With the weather finally turning colder many people feel compelled to ‘help out’ waterfowl by bringing them left over bread, chips and other such ‘treats’.
In larger quantities bread can actually be very harmful to waterfowl. Bread (particularly white bread) is high in carbohydrates, but devoid of any other useful nutrient required by ducks and geese.
Ducks and geese naturally have a varied diet including food sources such as aquatic plants, seeds, grasses and insects, but if large quantities of bread are available they will soon succumb and become obese junk food-junkies.
They will also start to suffer from the effects of malnourishment. In both ducks and geese a condition called Angel Wings can be caused by too much bread consumption. Angel Wings will usually render the sufferer flightless for the rest of its life and long-term malnourishment will cause death.
Often people will go to roughly the same area to feed bread to ducks and geese. This will attract large numbers of ducks and geese to these areas causing them to become over populated and in turn causing large deposit of feces both in the water and on land. These feces combined with left over bread (not consumed by the ducks) can cause excessive algae growth in the water as well as bad smell (particularly in the summer). Poor water quality will have an impact on the overall health of the waterfowl as well as the availability of their natural food sources.

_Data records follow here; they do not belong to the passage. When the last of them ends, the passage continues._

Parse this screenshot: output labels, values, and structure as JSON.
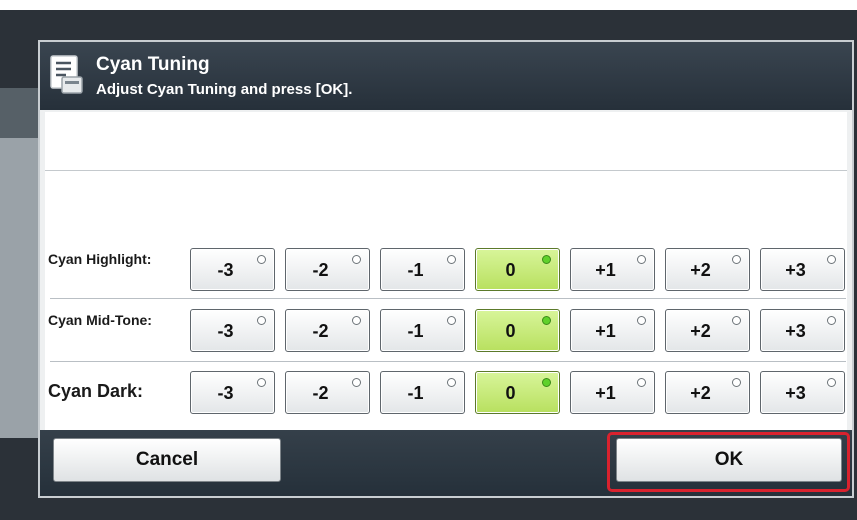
{
  "dialog": {
    "title": "Cyan Tuning",
    "subtitle": "Adjust Cyan Tuning and press [OK].",
    "icon": "document-settings-icon"
  },
  "rows": [
    {
      "label": "Cyan Highlight:",
      "selected": "0"
    },
    {
      "label": "Cyan Mid-Tone:",
      "selected": "0"
    },
    {
      "label": "Cyan Dark:",
      "selected": "0"
    }
  ],
  "options": [
    "-3",
    "-2",
    "-1",
    "0",
    "+1",
    "+2",
    "+3"
  ],
  "buttons": {
    "cancel": "Cancel",
    "ok": "OK"
  },
  "colors": {
    "selected_option": "#c6ea79",
    "selected_radio": "#5fd12b",
    "highlight_border": "#d9222e",
    "title_bar": "#2f3a44"
  }
}
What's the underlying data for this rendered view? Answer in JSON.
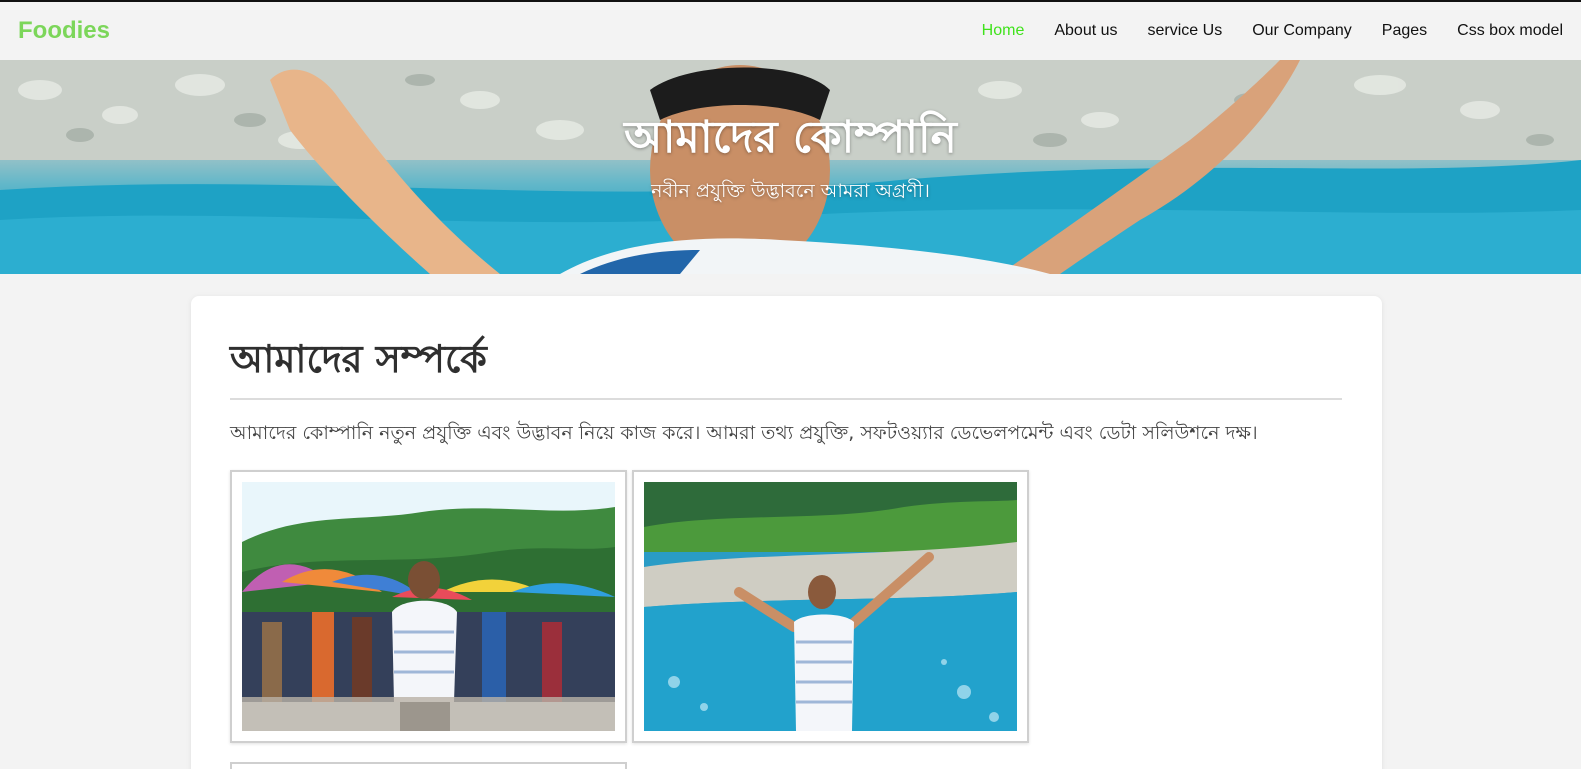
{
  "nav": {
    "brand": "Foodies",
    "links": [
      {
        "label": "Home",
        "active": true
      },
      {
        "label": "About us",
        "active": false
      },
      {
        "label": "service Us",
        "active": false
      },
      {
        "label": "Our Company",
        "active": false
      },
      {
        "label": "Pages",
        "active": false
      },
      {
        "label": "Css box model",
        "active": false
      }
    ]
  },
  "hero": {
    "title": "আমাদের কোম্পানি",
    "subtitle": "নবীন প্রযুক্তি উদ্ভাবনে আমরা অগ্রণী।"
  },
  "about": {
    "heading": "আমাদের সম্পর্কে",
    "text": "আমাদের কোম্পানি নতুন প্রযুক্তি এবং উদ্ভাবন নিয়ে কাজ করে। আমরা তথ্য প্রযুক্তি, সফটওয়্যার ডেভেলপমেন্ট এবং ডেটা সলিউশনে দক্ষ।"
  },
  "colors": {
    "brand": "#7cd65a",
    "active_link": "#3fe21b",
    "page_bg": "#f3f3f3"
  }
}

Habituation and altered natural behaviors have been observed in some wild waterfowl as a result of habitually being fed by humans. Habituation of wildlife to humans is never a good thing and should never be encouraged.

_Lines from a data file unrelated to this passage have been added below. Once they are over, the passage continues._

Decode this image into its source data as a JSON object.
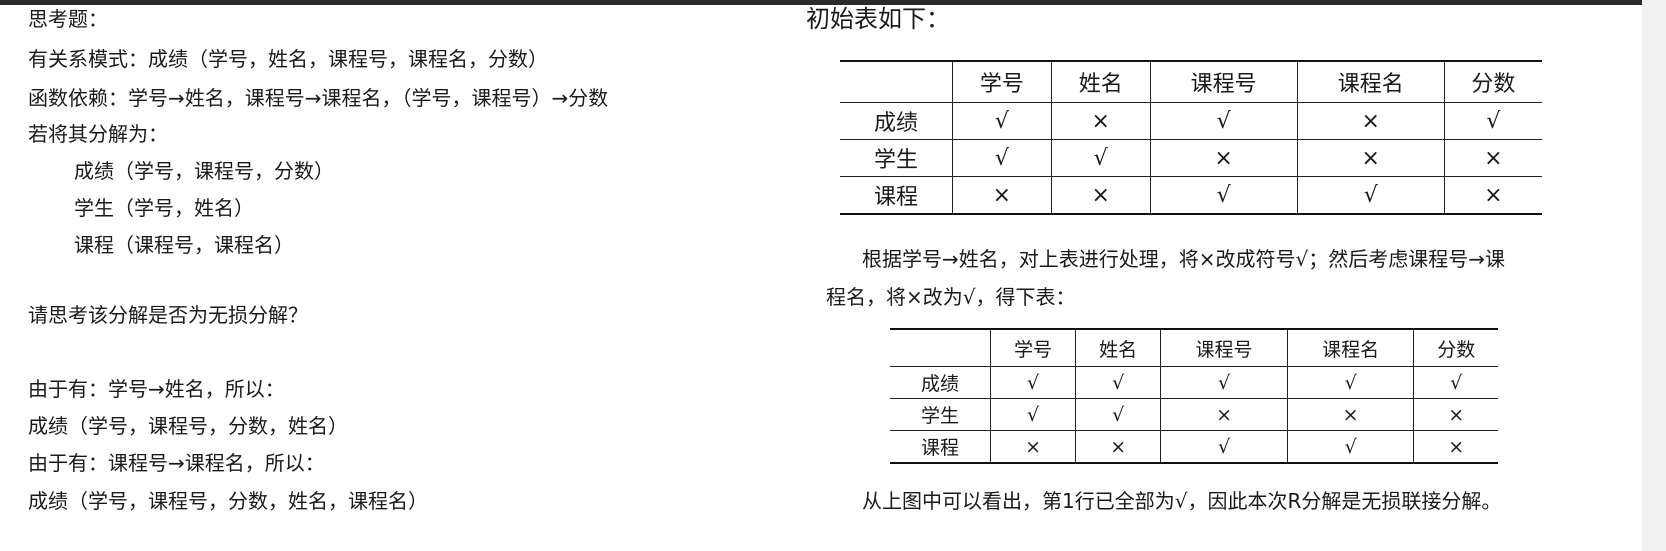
{
  "left": {
    "lines": [
      "思考题：",
      "有关系模式：成绩（学号，姓名，课程号，课程名，分数）",
      "函数依赖：学号→姓名，课程号→课程名，（学号，课程号）→分数",
      "若将其分解为：",
      "成绩（学号，课程号，分数）",
      "学生（学号，姓名）",
      "课程（课程号，课程名）",
      "请思考该分解是否为无损分解？",
      "由于有：学号→姓名，所以：",
      "成绩（学号，课程号，分数，姓名）",
      "由于有：课程号→课程名，所以：",
      "成绩（学号，课程号，分数，姓名，课程名）"
    ]
  },
  "right": {
    "title": "初始表如下：",
    "table1": {
      "headers": [
        "",
        "学号",
        "姓名",
        "课程号",
        "课程名",
        "分数"
      ],
      "rows": [
        [
          "成绩",
          "√",
          "×",
          "√",
          "×",
          "√"
        ],
        [
          "学生",
          "√",
          "√",
          "×",
          "×",
          "×"
        ],
        [
          "课程",
          "×",
          "×",
          "√",
          "√",
          "×"
        ]
      ]
    },
    "para1": "根据学号→姓名，对上表进行处理，将×改成符号√；然后考虑课程号→课",
    "para2": "程名，将×改为√，得下表：",
    "table2": {
      "headers": [
        "",
        "学号",
        "姓名",
        "课程号",
        "课程名",
        "分数"
      ],
      "rows": [
        [
          "成绩",
          "√",
          "√",
          "√",
          "√",
          "√"
        ],
        [
          "学生",
          "√",
          "√",
          "×",
          "×",
          "×"
        ],
        [
          "课程",
          "×",
          "×",
          "√",
          "√",
          "×"
        ]
      ]
    },
    "conclusion": "从上图中可以看出，第1行已全部为√，因此本次R分解是无损联接分解。"
  }
}
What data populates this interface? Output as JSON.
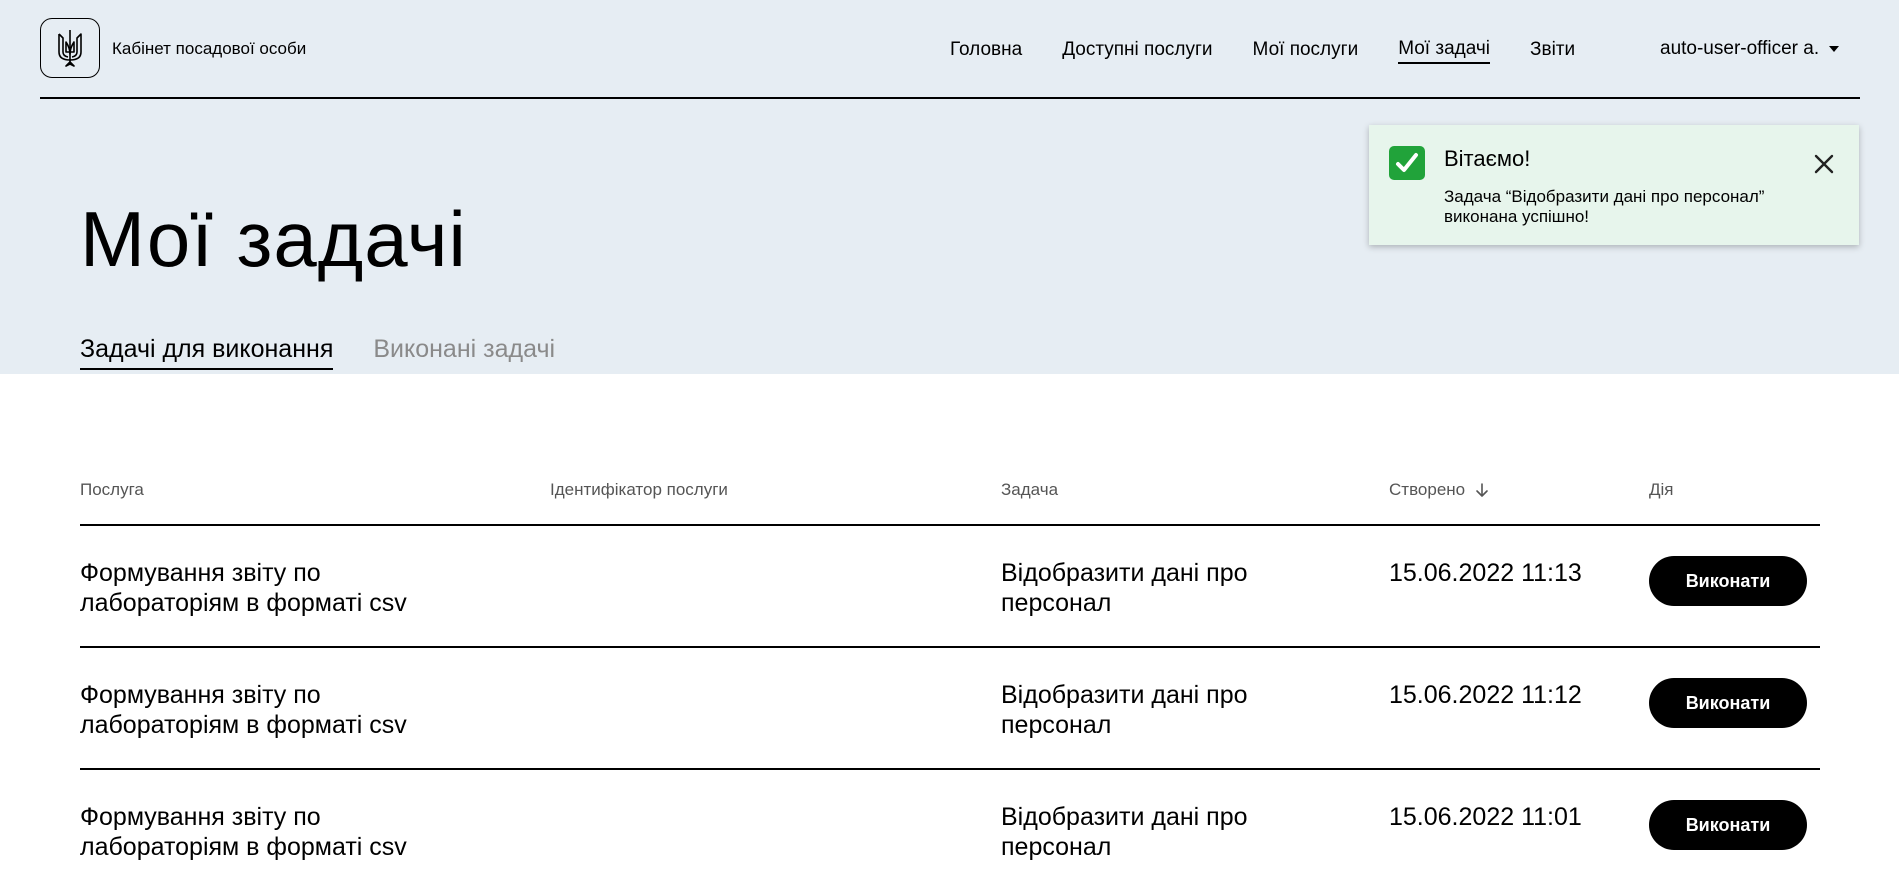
{
  "header": {
    "brand": "Кабінет посадової особи",
    "logo_icon": "trident-icon",
    "nav": [
      {
        "label": "Головна",
        "active": false
      },
      {
        "label": "Доступні послуги",
        "active": false
      },
      {
        "label": "Мої послуги",
        "active": false
      },
      {
        "label": "Мої задачі",
        "active": true
      },
      {
        "label": "Звіти",
        "active": false
      }
    ],
    "user": "auto-user-officer a."
  },
  "page": {
    "title": "Мої задачі",
    "tabs": [
      {
        "label": "Задачі для виконання",
        "active": true
      },
      {
        "label": "Виконані задачі",
        "active": false
      }
    ]
  },
  "toast": {
    "icon": "check-icon",
    "title": "Вітаємо!",
    "message": "Задача “Відобразити дані про персонал” виконана успішно!",
    "color": "#e7f5ec",
    "accent": "#21a33a"
  },
  "table": {
    "columns": {
      "service": "Послуга",
      "service_id": "Ідентифікатор послуги",
      "task": "Задача",
      "created": "Створено",
      "action": "Дія"
    },
    "sort": {
      "column": "created",
      "direction": "desc"
    },
    "rows": [
      {
        "service": "Формування звіту по лабораторіям в форматі csv",
        "service_id": "",
        "task": "Відобразити дані про персонал",
        "created": "15.06.2022 11:13",
        "action": "Виконати"
      },
      {
        "service": "Формування звіту по лабораторіям в форматі csv",
        "service_id": "",
        "task": "Відобразити дані про персонал",
        "created": "15.06.2022 11:12",
        "action": "Виконати"
      },
      {
        "service": "Формування звіту по лабораторіям в форматі csv",
        "service_id": "",
        "task": "Відобразити дані про персонал",
        "created": "15.06.2022 11:01",
        "action": "Виконати"
      }
    ]
  },
  "colors": {
    "header_background": "#e6edf3",
    "button": "#000000",
    "inactive_tab": "#8a8a8a"
  }
}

Ducks and geese rarely need our assistance by way of food. During lengthy extreme cold spells it might be helpful to supplement dabbling ducks such as mallards and also maybe geese or swans with some extra food in the form of cracked corn or duck pellets, but that is not a common occurrence or necessity.
As an alternative to duck feeding I would highly recommend taking your children to a variety of areas where you might sight waterfowl. Pack a bird identification book and binoculars and try to identify the waterfowl you see. This is a great way to enjoy time with your children while learning something.
We are so lucky to have such an abundance of amazing waterfowl migrating through this area and if you look a little closer you will be amazed too.